Sophie Gleizes, anthropologue au pays des Nenets

Sophie Gleizes, anthropologue au pays des Nenets

Quel est ton métier ? et qu’est-ce que tu étudies ?

Je suis doctorante en anthropologie à l’EHESS (École des hautes études en sciences sociales) et au Laboratoire d’Anthropologie Sociale du Collège de France (LAS). Je travaille sur l’apprentissage des rapports au vivant dans l’enfance chez les Nenets des forêts en Sibérie Occidentale (Russie), une communauté d’éleveurs de rennes et chasseurs-pêcheurs.

Qu’est-ce qui te passionne dans ce que tu étudies plus particulièrement ?

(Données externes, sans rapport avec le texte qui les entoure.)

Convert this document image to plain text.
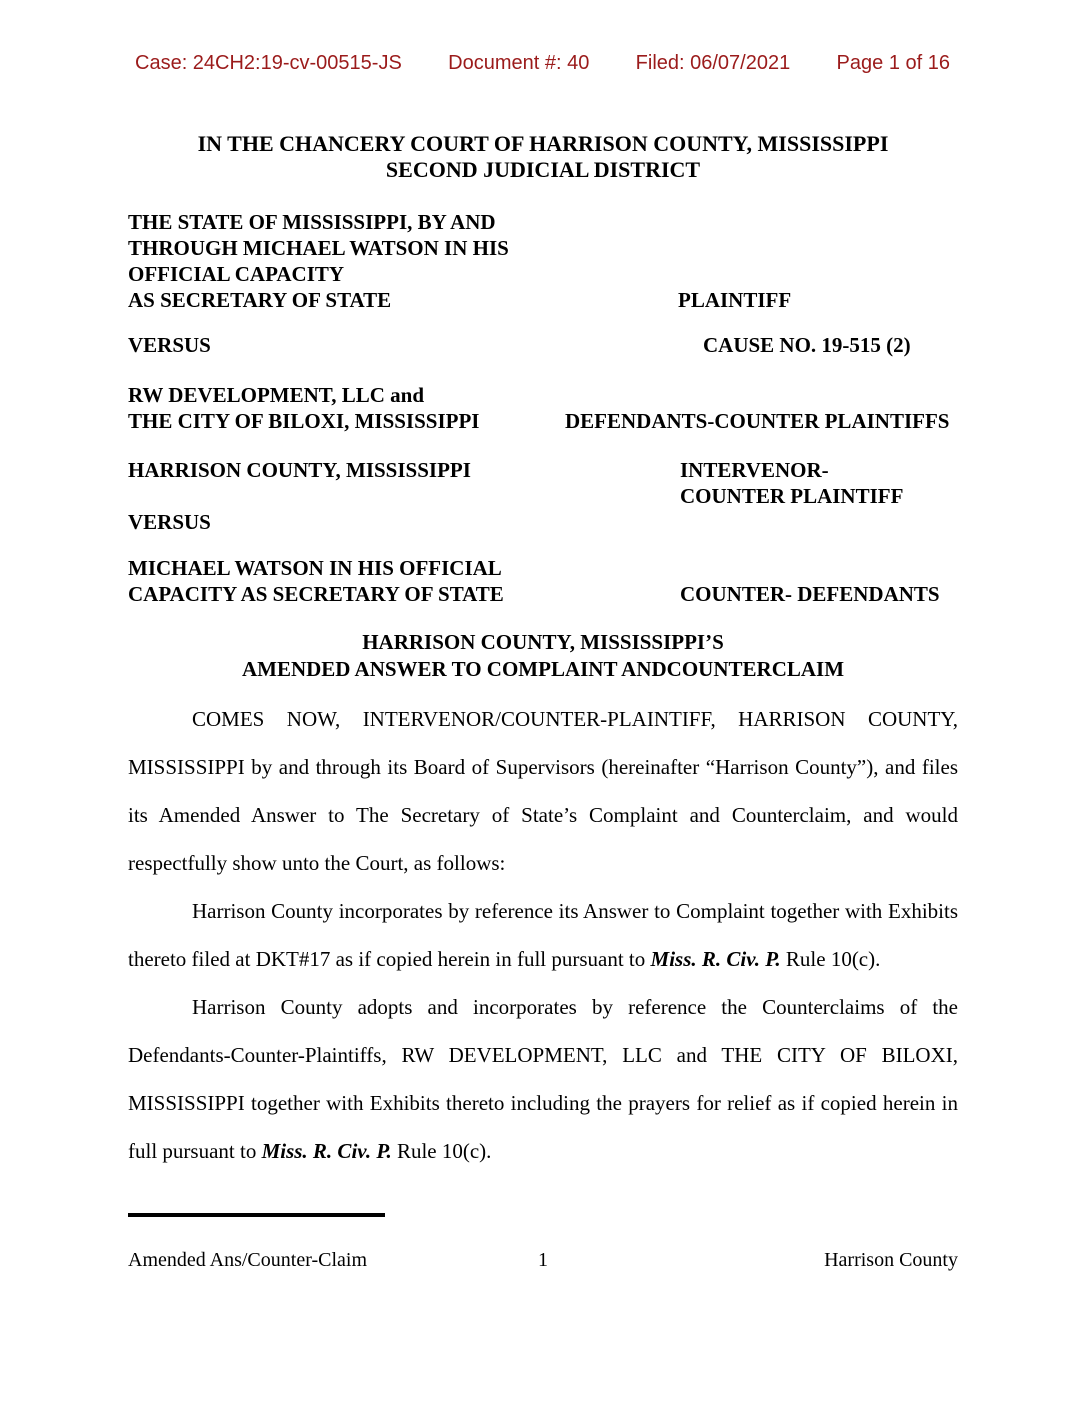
Case: 24CH2:19-cv-00515-JS Document #: 40 Filed: 06/07/2021 Page 1 of 16
IN THE CHANCERY COURT OF HARRISON COUNTY, MISSISSIPPI
SECOND JUDICIAL DISTRICT
THE STATE OF MISSISSIPPI, BY AND
THROUGH MICHAEL WATSON IN HIS
OFFICIAL CAPACITY
AS SECRETARY OF STATE	PLAINTIFF
VERSUS	CAUSE NO. 19-515 (2)
RW DEVELOPMENT, LLC and
THE CITY OF BILOXI, MISSISSIPPI	DEFENDANTS-COUNTER PLAINTIFFS
HARRISON COUNTY, MISSISSIPPI	INTERVENOR-
COUNTER PLAINTIFF
VERSUS
MICHAEL WATSON IN HIS OFFICIAL
CAPACITY AS SECRETARY OF STATE	COUNTER- DEFENDANTS
HARRISON COUNTY, MISSISSIPPI’S
AMENDED ANSWER TO COMPLAINT ANDCOUNTERCLAIM

COMES NOW, INTERVENOR/COUNTER-PLAINTIFF, HARRISON COUNTY, MISSISSIPPI by and through its Board of Supervisors (hereinafter “Harrison County”), and files its Amended Answer to The Secretary of State’s Complaint and Counterclaim, and would respectfully show unto the Court, as follows:

Harrison County incorporates by reference its Answer to Complaint together with Exhibits thereto filed at DKT#17 as if copied herein in full pursuant to Miss. R. Civ. P. Rule 10(c).

Harrison County adopts and incorporates by reference the Counterclaims of the Defendants-Counter-Plaintiffs, RW DEVELOPMENT, LLC and THE CITY OF BILOXI, MISSISSIPPI together with Exhibits thereto including the prayers for relief as if copied herein in full pursuant to Miss. R. Civ. P. Rule 10(c).

Amended Ans/Counter-Claim	1	Harrison County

L’apprentissage d’un certain rapport au monde et d’un mode perceptuel spécifique au sein de la forêt dès le plus jeune âge, ainsi que les conceptions autochtones de la personne (bien souvent étendues à d’autres humains, à l’écosystème).
Je m’intéresse aussi beaucoup aux rencontres improbables entre des éléments locaux et « globaux ».
Eleveurs de rennes Nenets - Yamal - Sibérie - Russie


Comment les peuples que tu étudies voient le monde ?

Traditionnellement, la vision du monde des Nenets est animiste ; c’est-à-dire qu’il existe une continuité sociale entre les humains et les entités non-humaines animales, végétales, spirituelles, géologiques, etc. Celle-ci est manifeste dans les codes de conduite des nomades au sein de la toundra, notamment dans leur gestion collective des ressources de l’écosystème.
Après des années de contacts plus ou moins forcés avec les « étrangers » (Soviétiques, Russes, missionnaires étrangers, etc.) leur vision du monde est imprégnée tout à la fois de celle du monde de la toundra et de la taïga, et de celle des « nouveaux arrivants ». Bien qu’ils affirment l’existence d’une distinction claire entre les deux, les frontières sont poreuses entre ces mondes.

Est-ce qu’ils utilisent des plantes médicinales et as-tu des exemples ?

Oui ! Il existe toute une médecine de la taïga et de la toundra. On utilise différentes espèces de baies : par exemple, les plaquebières sont utiles en cas de migraine, les myrtilles des marais aident contre la constipation et les airelles rouges, associées au romarin, soignent l’asthme. Du côté des champignons, l’amanite tue-mouches est parfois utilisée contre les varicoses et pour renforcer l’immunité, et le chaga de mélèze contre les maladies
pulmonaires.
 

Peux-tu partager un rituel ?

Lorsqu’une femme s’apprêtait à donner naissance à un enfant dans une tente nomade, une femme chamane était invitée à accomplir un rituel de purification visant à faire revenir dans le monde des vivants la mère et l’enfant, une fois ce dernier né.
À l’aide d’une fumigation, préparée à partir d’un morceau de fourrure et des os de loutres (ou castor), de copeaux et bourgeons de bouleau, de racines et de branches de romarin sauvage, ainsi que de champignon chaga, la chamane nettoyait la mère, l’enfant, son berceau, l’espace domestique, les objets que la mère avait touchés.
 
Qu’est ce qui te touche le plus dans ces rencontres lointaines ?
L’humour que l’on parvient à partager malgré nos situations si différentes !
 
Que devrions-nous apprendre d’eux ?
Beaucoup ! Mais pour ne citer qu’un exemple : l’éducation de la forêt. Les enfants dont les parents nomadisent sont habitués très tôt à connaître la forêt comme leur poche et à être autonomes et responsables, avec un véritable rôle au sein de leur communauté.